La existencia de la reproducción sexual tal y como la conocemos se la debemos a los parásitos. Al menos así dice un estudio experimental de la Universidad de Indiana. Aunque la reproducción sexual puede ser costosa en comparación con la asexual, tiene ventajas evolutivas cuando hay una coevolución con parásitos, ya que la descendencia es más resistente a los mismos que los progenitores. Si fuese asexual, por el contrario, estarían a merced de los mismos.
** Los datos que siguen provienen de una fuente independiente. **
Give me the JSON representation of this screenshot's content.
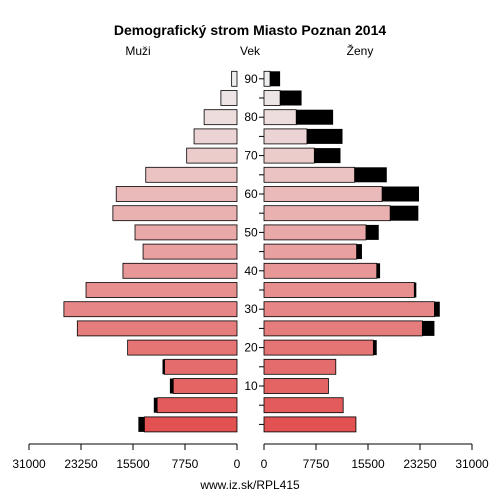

La hipótesis de la “Reina Roja” en la Teoría Evolutiva viene de una analogía con el persona de “Alicia en el país de las maravillas” de Lewis Caroll: “Necesitas correr todo lo que puedas para mantenerte en el mismo lugar”. Aplicando esta hipótesis a este caso viene a decir que la reproducción sexual mantiene a la población de una especia un paso por delante, evolutivamente hablando, de los parásitos que la infectan y que coevolucionan con ella. De este modo la especie evoluciona lo más rápidamente que puede para mantenerse en el mismo lugar.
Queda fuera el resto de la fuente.